What I mean by "rights" are those that are taken to be so by common consensus - e.g. those in the European Convention on Human Rights, which includes the right to life; to deny someone shelter is to threaten that right.

To withhold shelter from people and then rent it back to them is a racket, plain and simple: safety in return for money, underwritten by a threat of violence.

I thought the whole deal with this society thing was a collective endeavour for the common good; structures that hold private interest above common good seem blatantly counter-productive.

1 comments

>If you take the view that rights are granted by society and not inherent then you are technically correct that rights don't really exist. But then neither does money or law. This kind of nihilistic reductivism isn't particularly useful.

If you take the view that rights are granted by society, then money, law, and property rights DO exist.

I get that you are saying that you want something, but it doesn't exist in either the current defacto social sense, or in inherent moral sense.

>I thought the whole deal with this society thing was a collective endeavor for the common good; structures that hold private interest above common good seem blatantly counter-productive.

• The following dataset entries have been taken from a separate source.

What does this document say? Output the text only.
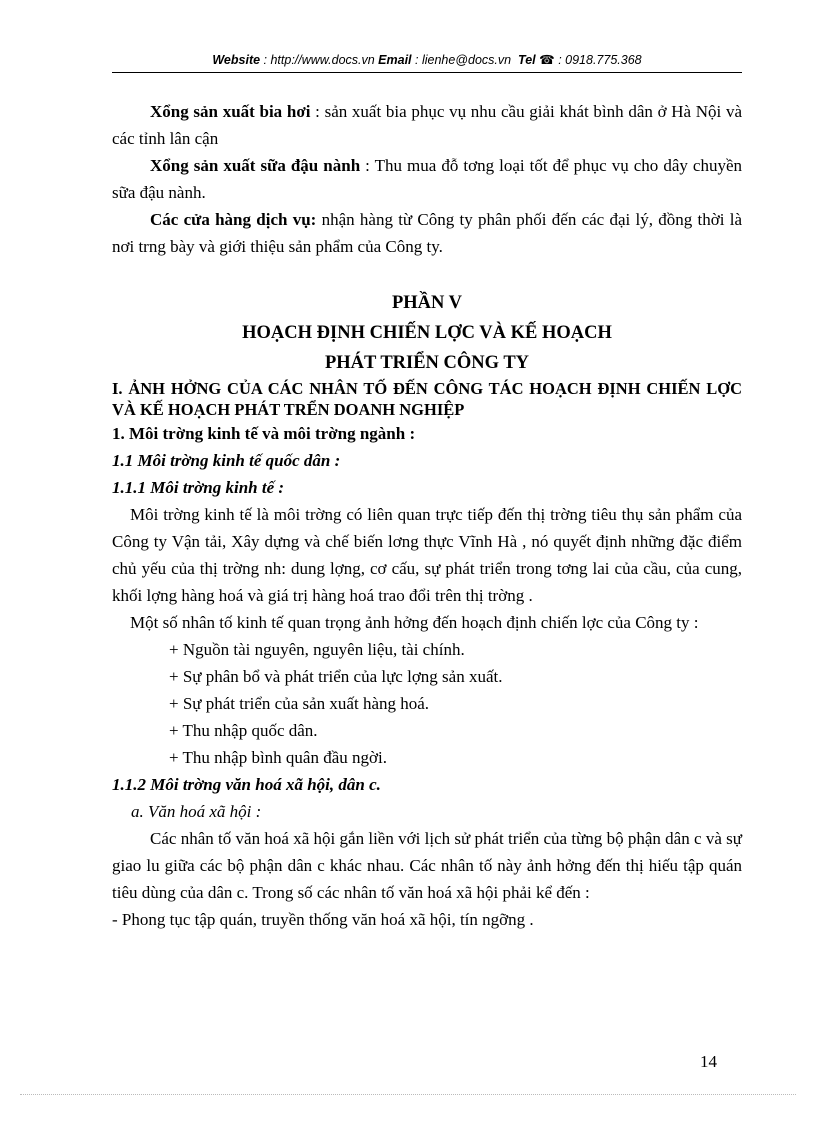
Website : http://www.docs.vn Email : lienhe@docs.vn  Tel ☎ : 0918.775.368

Xổng sản xuất bia hơi : sản xuất bia phục vụ nhu cầu giải khát bình dân ở Hà Nội và các tỉnh lân cận

Xổng sản xuất sữa đậu nành : Thu mua đỗ tơng loại tốt để phục vụ cho dây chuyền sữa đậu nành.

Các cửa hàng dịch vụ: nhận hàng từ Công ty phân phối đến các đại lý, đồng thời là nơi trng bày và giới thiệu sản phẩm của Công ty.

PHẦN V
HOẠCH ĐỊNH CHIẾN LỢC VÀ KẾ HOẠCH
PHÁT TRIỂN CÔNG TY

I. ẢNH HỞNG CỦA CÁC NHÂN TỐ ĐẾN CÔNG TÁC HOẠCH ĐỊNH CHIẾN LỢC VÀ KẾ HOẠCH PHÁT TRỂN DOANH NGHIỆP

1. Môi trờng kinh tế và môi trờng ngành :

1.1 Môi trờng kinh tế quốc dân :

1.1.1 Môi trờng kinh tế :

Môi trờng kinh tế là môi trờng có liên quan trực tiếp đến thị trờng tiêu thụ sản phẩm của Công ty Vận tải, Xây dựng và chế biến lơng thực Vĩnh Hà , nó quyết định những đặc điểm chủ yếu của thị trờng nh: dung lợng, cơ cấu, sự phát triển trong tơng lai của cầu, của cung, khối lợng hàng hoá và giá trị hàng hoá trao đổi trên thị trờng .

Một số nhân tố kinh tế quan trọng ảnh hởng đến hoạch định chiến lợc của Công ty :

+ Nguồn tài nguyên, nguyên liệu, tài chính.

+ Sự phân bổ và phát triển của lực lợng sản xuất.

+ Sự phát triển của sản xuất hàng hoá.

+ Thu nhập quốc dân.

+ Thu nhập bình quân đầu ngời.

1.1.2 Môi trờng văn hoá xã hội, dân c.

a. Văn hoá xã hội :

Các nhân tố văn hoá xã hội gắn liền với lịch sử phát triển của từng bộ phận dân c và sự giao lu giữa các bộ phận dân c khác nhau. Các nhân tố này ảnh hởng đến thị hiếu tập quán tiêu dùng của dân c. Trong số các nhân tố văn hoá xã hội phải kể đến :

- Phong tục tập quán, truyền thống văn hoá xã hội, tín ngỡng .

14
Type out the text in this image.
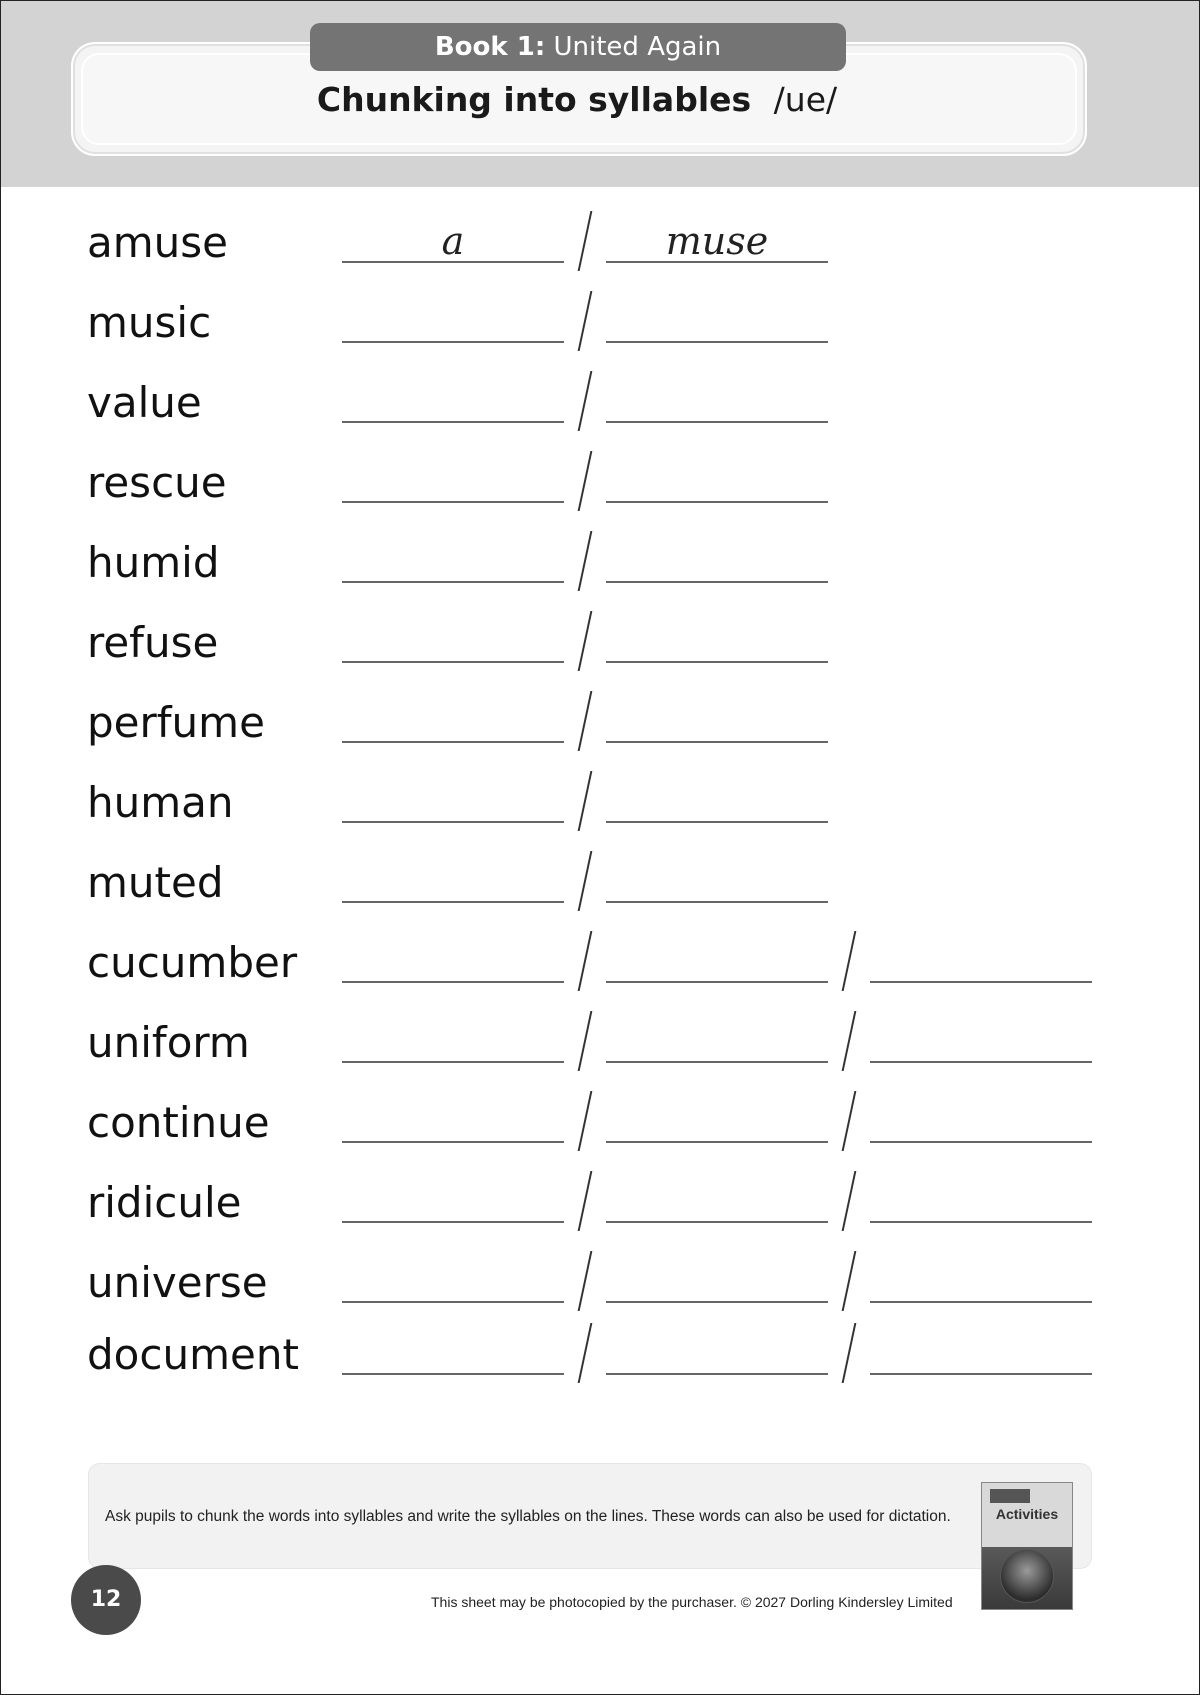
Book 1: United Again
Chunking into syllables /ue/
amuse	a	muse
music
value
rescue
humid
refuse
perfume
human
muted
cucumber
uniform
continue
ridicule
universe
document
Ask pupils to chunk the words into syllables and write the syllables on the lines. These words can also be used for dictation.	Activities
12	This sheet may be photocopied by the purchaser. © 2027 Dorling Kindersley Limited
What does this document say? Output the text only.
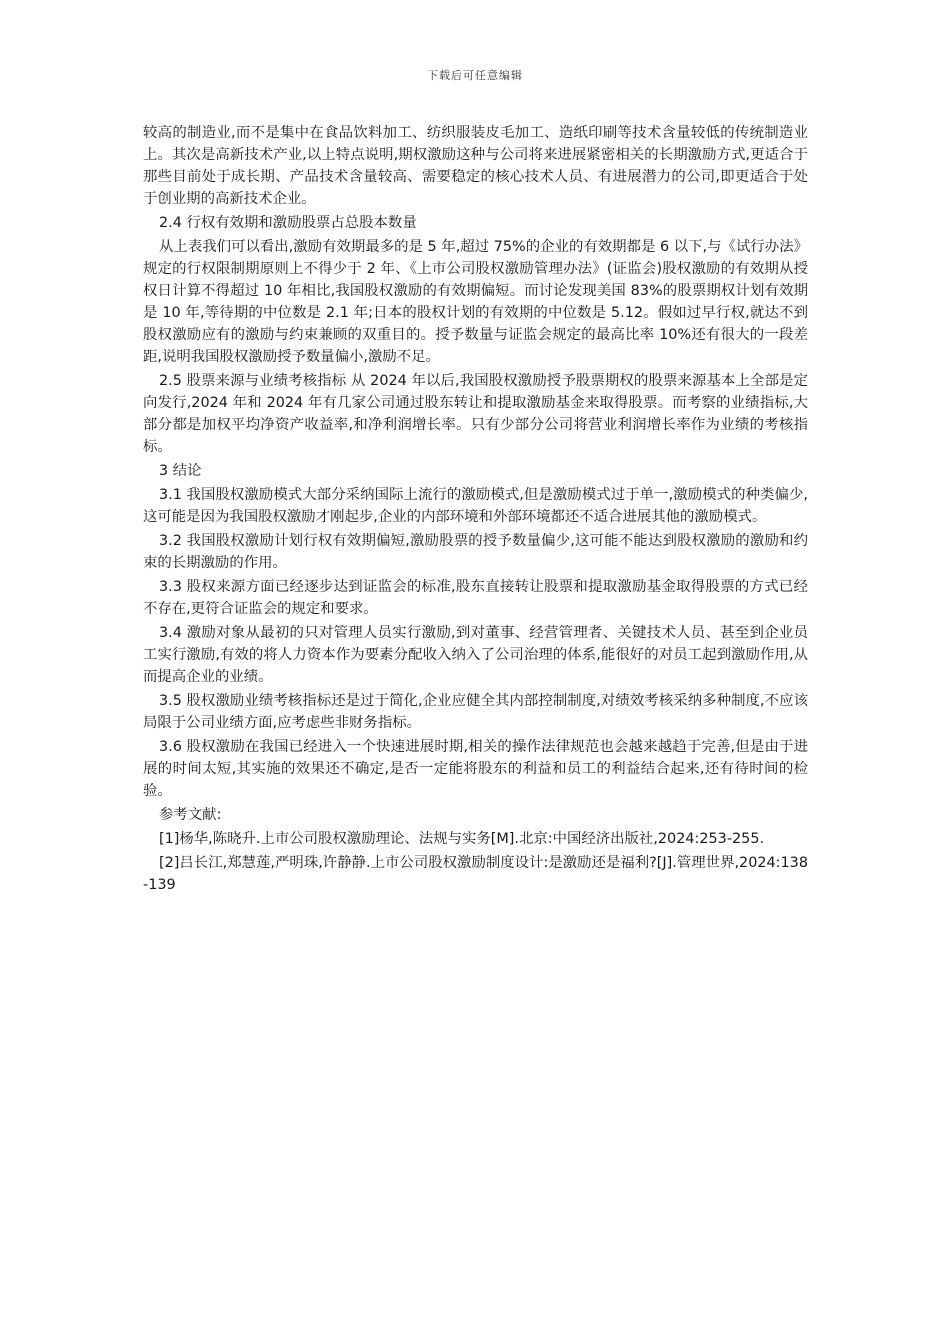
下载后可任意编辑

较高的制造业,而不是集中在食品饮料加工、纺织服装皮毛加工、造纸印刷等技术含量较低的传统制造业上。其次是高新技术产业,以上特点说明,期权激励这种与公司将来进展紧密相关的长期激励方式,更适合于那些目前处于成长期、产品技术含量较高、需要稳定的核心技术人员、有进展潜力的公司,即更适合于处于创业期的高新技术企业。

2.4 行权有效期和激励股票占总股本数量

从上表我们可以看出,激励有效期最多的是 5 年,超过 75%的企业的有效期都是 6 以下,与《试行办法》规定的行权限制期原则上不得少于 2 年、《上市公司股权激励管理办法》(证监会)股权激励的有效期从授权日计算不得超过 10 年相比,我国股权激励的有效期偏短。而讨论发现美国 83%的股票期权计划有效期是 10 年,等待期的中位数是 2.1 年;日本的股权计划的有效期的中位数是 5.12。假如过早行权,就达不到股权激励应有的激励与约束兼顾的双重目的。授予数量与证监会规定的最高比率 10%还有很大的一段差距,说明我国股权激励授予数量偏小,激励不足。

2.5 股票来源与业绩考核指标 从 2024 年以后,我国股权激励授予股票期权的股票来源基本上全部是定向发行,2024 年和 2024 年有几家公司通过股东转让和提取激励基金来取得股票。而考察的业绩指标,大部分都是加权平均净资产收益率,和净利润增长率。只有少部分公司将营业利润增长率作为业绩的考核指标。

3 结论

3.1 我国股权激励模式大部分采纳国际上流行的激励模式,但是激励模式过于单一,激励模式的种类偏少,这可能是因为我国股权激励才刚起步,企业的内部环境和外部环境都还不适合进展其他的激励模式。

3.2 我国股权激励计划行权有效期偏短,激励股票的授予数量偏少,这可能不能达到股权激励的激励和约束的长期激励的作用。

3.3 股权来源方面已经逐步达到证监会的标准,股东直接转让股票和提取激励基金取得股票的方式已经不存在,更符合证监会的规定和要求。

3.4 激励对象从最初的只对管理人员实行激励,到对董事、经营管理者、关键技术人员、甚至到企业员工实行激励,有效的将人力资本作为要素分配收入纳入了公司治理的体系,能很好的对员工起到激励作用,从而提高企业的业绩。

3.5 股权激励业绩考核指标还是过于简化,企业应健全其内部控制制度,对绩效考核采纳多种制度,不应该局限于公司业绩方面,应考虑些非财务指标。

3.6 股权激励在我国已经进入一个快速进展时期,相关的操作法律规范也会越来越趋于完善,但是由于进展的时间太短,其实施的效果还不确定,是否一定能将股东的利益和员工的利益结合起来,还有待时间的检验。

参考文献:

[1]杨华,陈晓升.上市公司股权激励理论、法规与实务[M].北京:中国经济出版社,2024:253-255.

[2]吕长江,郑慧莲,严明珠,许静静.上市公司股权激励制度设计:是激励还是福利?[J].管理世界,2024:138-139
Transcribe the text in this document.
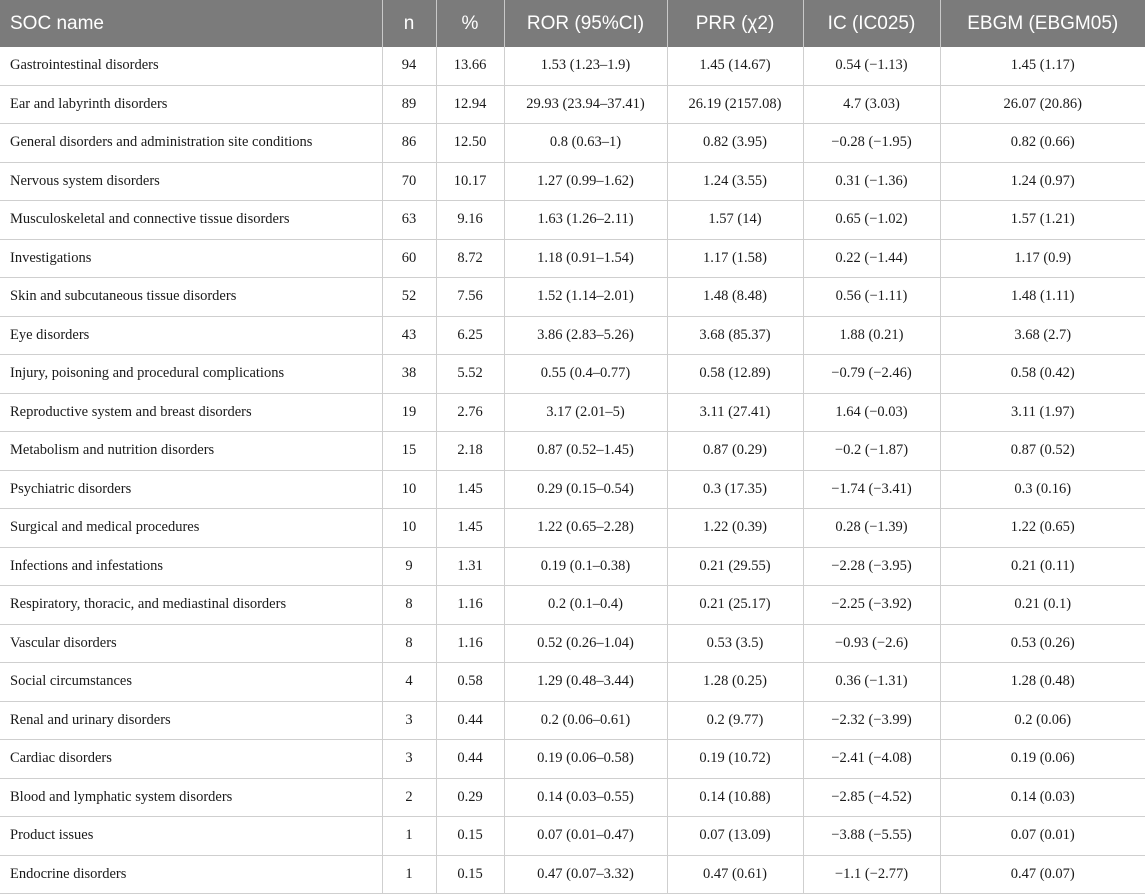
SOC name	n	%	ROR (95%CI)	PRR (χ2)	IC (IC025)	EBGM (EBGM05)
Gastrointestinal disorders	94	13.66	1.53 (1.23–1.9)	1.45 (14.67)	0.54 (−1.13)	1.45 (1.17)
Ear and labyrinth disorders	89	12.94	29.93 (23.94–37.41)	26.19 (2157.08)	4.7 (3.03)	26.07 (20.86)
General disorders and administration site conditions	86	12.50	0.8 (0.63–1)	0.82 (3.95)	−0.28 (−1.95)	0.82 (0.66)
Nervous system disorders	70	10.17	1.27 (0.99–1.62)	1.24 (3.55)	0.31 (−1.36)	1.24 (0.97)
Musculoskeletal and connective tissue disorders	63	9.16	1.63 (1.26–2.11)	1.57 (14)	0.65 (−1.02)	1.57 (1.21)
Investigations	60	8.72	1.18 (0.91–1.54)	1.17 (1.58)	0.22 (−1.44)	1.17 (0.9)
Skin and subcutaneous tissue disorders	52	7.56	1.52 (1.14–2.01)	1.48 (8.48)	0.56 (−1.11)	1.48 (1.11)
Eye disorders	43	6.25	3.86 (2.83–5.26)	3.68 (85.37)	1.88 (0.21)	3.68 (2.7)
Injury, poisoning and procedural complications	38	5.52	0.55 (0.4–0.77)	0.58 (12.89)	−0.79 (−2.46)	0.58 (0.42)
Reproductive system and breast disorders	19	2.76	3.17 (2.01–5)	3.11 (27.41)	1.64 (−0.03)	3.11 (1.97)
Metabolism and nutrition disorders	15	2.18	0.87 (0.52–1.45)	0.87 (0.29)	−0.2 (−1.87)	0.87 (0.52)
Psychiatric disorders	10	1.45	0.29 (0.15–0.54)	0.3 (17.35)	−1.74 (−3.41)	0.3 (0.16)
Surgical and medical procedures	10	1.45	1.22 (0.65–2.28)	1.22 (0.39)	0.28 (−1.39)	1.22 (0.65)
Infections and infestations	9	1.31	0.19 (0.1–0.38)	0.21 (29.55)	−2.28 (−3.95)	0.21 (0.11)
Respiratory, thoracic, and mediastinal disorders	8	1.16	0.2 (0.1–0.4)	0.21 (25.17)	−2.25 (−3.92)	0.21 (0.1)
Vascular disorders	8	1.16	0.52 (0.26–1.04)	0.53 (3.5)	−0.93 (−2.6)	0.53 (0.26)
Social circumstances	4	0.58	1.29 (0.48–3.44)	1.28 (0.25)	0.36 (−1.31)	1.28 (0.48)
Renal and urinary disorders	3	0.44	0.2 (0.06–0.61)	0.2 (9.77)	−2.32 (−3.99)	0.2 (0.06)
Cardiac disorders	3	0.44	0.19 (0.06–0.58)	0.19 (10.72)	−2.41 (−4.08)	0.19 (0.06)
Blood and lymphatic system disorders	2	0.29	0.14 (0.03–0.55)	0.14 (10.88)	−2.85 (−4.52)	0.14 (0.03)
Product issues	1	0.15	0.07 (0.01–0.47)	0.07 (13.09)	−3.88 (−5.55)	0.07 (0.01)
Endocrine disorders	1	0.15	0.47 (0.07–3.32)	0.47 (0.61)	−1.1 (−2.77)	0.47 (0.07)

I think this is where your position differs with mine, and that, and that generally held by world. Society is not and has never been a collective endeavor for the common good. It is merely a system to prevent people from murdering each other, enslaving them, and taking their things. In one sense, the common good is served in that it prevents lawless anarchy, but few societies have ever bought into the utilitarian view where maximizing the common good is the primary goal.